I realised that a narrative Burke's Peerage type format would have a fast turnaround in maintenance, allowing quick chopping and changing, but I resisted it because I still found it hard to read compared with graphical trees.

Hypertext changes everything. Turning the jumps in the narrative Burke's Peerage format into hyperlinks finally makes the format easy to read and follow. And I had to admit that the graphical charts were not always easy to read themselves (e.g. when you included all their descendants, two siblings could get separated by a vast distance, so that 20th cent. families were readable, but 19th cent. ones were not).

And not just hypertext, it had to be hypertext on the Web. I had some vague idea that a program to jump around the trees would be good, but this was in the days of stand-alone PCs, when everyone would need their own copy of the program to read it. But now, when hypertext on the Web can be read by anyone, anywhere, on any PC or TV or mobile, moving off paper is far less scary. And I had to admit that paper was isolating too - the big graphical charts were impossible to photocopy, and people waited years for me to run off another printout for them. The family tree now can be printed out on paper, but is far more easily browsed on the Web.

And the Web delivers many more things. It allows me define the boundaries of the tree, instead of having to have my own copy of everything. I can just pass the torch on to other sites at different points in the tree. On the Web there will eventually come to exist a vast "world family tree", with maintainers for different sections, all linking to each other. Allowing in-law hyperlinks, almost any reasonable size tree should be linkable to others, with the Royal family tree at the core of them all.

Hypertext also handles all those cross-references, multiple intermarriages, in-law interconnections, sources, etc. in a way that no other system can. It allows me publish immediately, making older parts (no living people) available publicly on the Web. It allows embedded scanned-in bitmaps. And finally, once you've got used to it, you can't bear to be unable to link to TCD when you say "educ TCD". I started converting my data to Hypertext Burke's Peerage format in 1995, but the data has grown faster than I can process it. Please be patient. It may take me 10 years to get all my information online onto this website.

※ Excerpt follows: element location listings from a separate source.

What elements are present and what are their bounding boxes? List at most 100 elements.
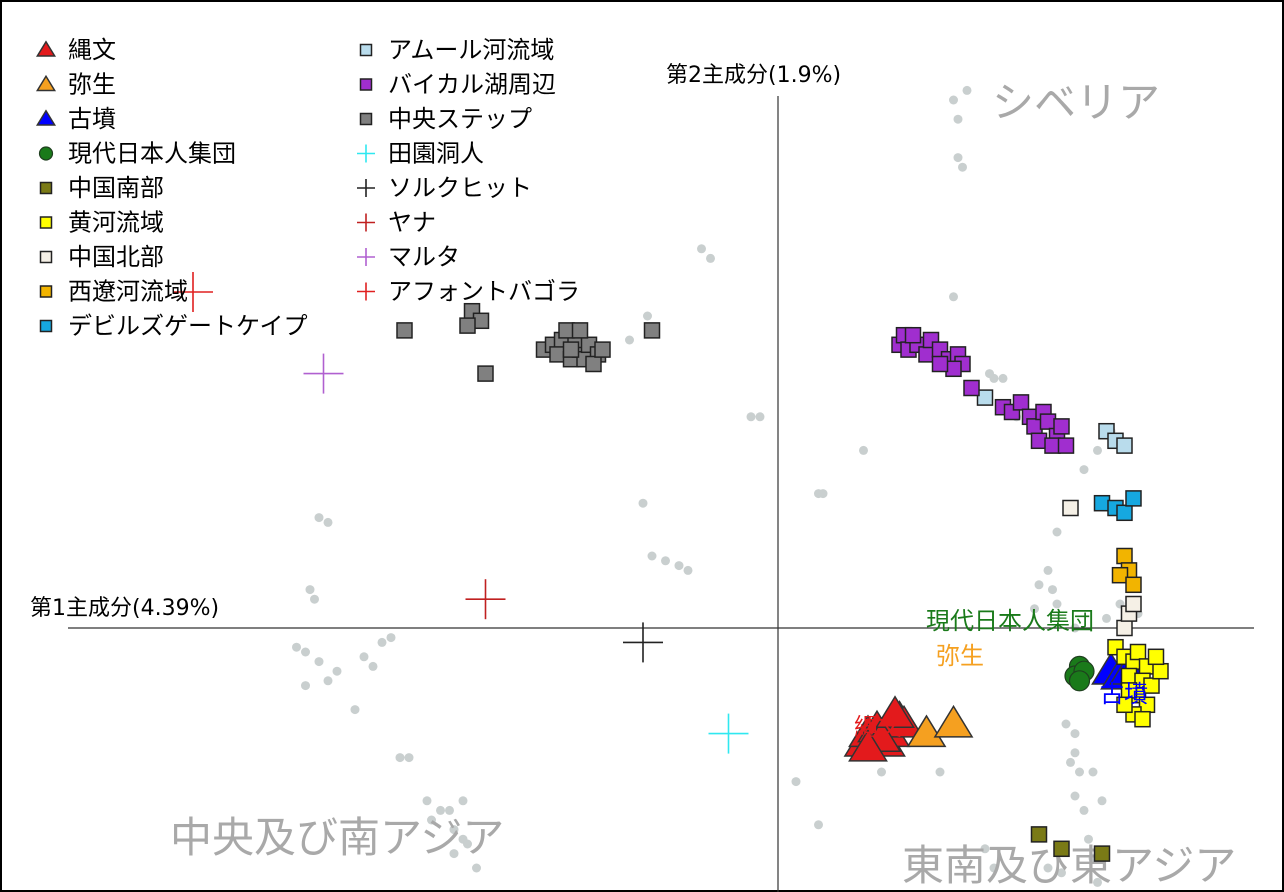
legend-marker bbox=[357, 144, 375, 163]
background-point bbox=[1093, 445, 1102, 455]
series-0 bbox=[843, 695, 924, 762]
background-point bbox=[661, 556, 670, 566]
data-point-square bbox=[1143, 677, 1160, 694]
background-point bbox=[427, 815, 436, 825]
data-series bbox=[173, 272, 1169, 862]
annotation-jomon: 縄文 bbox=[854, 713, 902, 741]
data-point-plus bbox=[173, 272, 213, 312]
data-point-square bbox=[1053, 418, 1070, 435]
data-point-square bbox=[976, 389, 994, 406]
background-point bbox=[1070, 791, 1080, 801]
background-point bbox=[953, 153, 963, 163]
data-point-square bbox=[1030, 826, 1048, 843]
data-point-square bbox=[1134, 710, 1151, 728]
background-point bbox=[814, 820, 823, 830]
background-points bbox=[292, 85, 1143, 887]
background-point bbox=[1079, 465, 1089, 475]
background-point bbox=[1084, 834, 1093, 844]
series-13 bbox=[623, 622, 663, 663]
background-point bbox=[706, 253, 715, 263]
data-point-circle bbox=[1068, 670, 1091, 692]
background-point bbox=[1070, 748, 1080, 758]
background-point bbox=[463, 839, 472, 849]
legend-label: マルタ bbox=[388, 243, 460, 271]
legend-label: 現代日本人集団 bbox=[68, 140, 236, 168]
series-15 bbox=[303, 353, 344, 394]
data-point-square bbox=[1125, 595, 1142, 613]
data-point-square bbox=[1129, 643, 1147, 661]
legend-label: バイカル湖周辺 bbox=[388, 71, 556, 99]
background-point bbox=[472, 863, 481, 873]
legend-label: 古墳 bbox=[68, 105, 116, 133]
legend-marker bbox=[359, 78, 373, 91]
legend-item: バイカル湖周辺 bbox=[359, 71, 556, 99]
background-point bbox=[697, 244, 706, 254]
legend-marker bbox=[35, 40, 57, 57]
data-point-triangle bbox=[906, 714, 947, 748]
series-10 bbox=[891, 326, 1075, 454]
data-point-square bbox=[1125, 576, 1142, 594]
legend-marker bbox=[357, 248, 375, 266]
data-point-square bbox=[571, 322, 589, 339]
legend-label: ソルクヒット bbox=[388, 174, 532, 202]
x-axis-label: 第1主成分(4.39%) bbox=[30, 596, 219, 621]
legend-label: アフォントバゴラ bbox=[388, 278, 580, 306]
background-point bbox=[625, 335, 634, 345]
annotations: 現代日本人集団 弥生 古墳 縄文 bbox=[854, 607, 1148, 741]
background-point bbox=[746, 412, 756, 422]
background-point bbox=[350, 705, 360, 715]
background-point bbox=[305, 585, 315, 595]
data-point-square bbox=[1012, 394, 1030, 411]
legend-marker bbox=[357, 179, 375, 197]
background-point bbox=[1075, 767, 1084, 777]
legend-item: アフォントバゴラ bbox=[357, 278, 580, 306]
background-point bbox=[1052, 599, 1062, 609]
series-8 bbox=[1093, 490, 1142, 522]
data-point-plus bbox=[465, 579, 506, 620]
background-point bbox=[1066, 757, 1075, 767]
background-point bbox=[377, 637, 387, 647]
data-point-square bbox=[1116, 504, 1133, 522]
series-12 bbox=[708, 713, 749, 754]
legend-item: 弥生 bbox=[35, 71, 116, 99]
legend-label: アムール河流域 bbox=[388, 36, 554, 64]
data-point-square bbox=[1125, 490, 1142, 507]
background-point bbox=[953, 114, 963, 124]
background-point bbox=[458, 796, 468, 806]
legend-label: 縄文 bbox=[68, 36, 116, 64]
background-point bbox=[877, 767, 886, 777]
series-1 bbox=[906, 704, 974, 748]
data-point-square bbox=[1093, 845, 1111, 862]
legend-item: 古墳 bbox=[35, 105, 116, 133]
legend-item: アムール河流域 bbox=[359, 36, 554, 64]
background-point bbox=[859, 445, 868, 455]
axes bbox=[68, 96, 1254, 892]
background-point bbox=[755, 412, 765, 422]
background-point bbox=[1034, 580, 1044, 590]
legend-label: 弥生 bbox=[68, 71, 116, 99]
background-point bbox=[1093, 877, 1102, 887]
series-16 bbox=[173, 272, 213, 312]
background-point bbox=[674, 561, 684, 571]
background-point bbox=[1088, 767, 1098, 777]
background-point bbox=[1097, 796, 1107, 806]
data-point-plus bbox=[623, 622, 663, 663]
legend-marker bbox=[357, 213, 375, 232]
legend-label: 西遼河流域 bbox=[68, 278, 188, 306]
data-point-square bbox=[562, 341, 580, 358]
background-point bbox=[980, 844, 990, 854]
data-point-square bbox=[396, 322, 413, 339]
background-point bbox=[962, 85, 972, 95]
background-point bbox=[449, 849, 459, 859]
data-point-square bbox=[904, 326, 922, 344]
series-7 bbox=[1111, 547, 1142, 594]
legend-item: 田園洞人 bbox=[357, 140, 484, 168]
legend-marker bbox=[39, 319, 53, 333]
data-point-square bbox=[643, 322, 661, 339]
background-point bbox=[643, 311, 652, 321]
background-point bbox=[368, 661, 378, 671]
annotation-kofun: 古墳 bbox=[1100, 680, 1148, 708]
legend-marker bbox=[359, 43, 373, 57]
background-point bbox=[1043, 863, 1053, 873]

How to read my graphic family trees

For overall summary charts, I use more traditional tree-like diagrams. See examples. There are very few of these, and they change very rarely, so I don't mind the extra maintenance.

The advantage of using hypertext here is that these summary trees can be very sparse. Instead of being cluttered with dates of birth, death, all sorts of notes and asides, etc., each person's name can simply link to the place where all the details on them can be found.

These trees are simply ordinary text and spaces surrounded by the <pre> tag. They should display in fixed-width font on all browsers.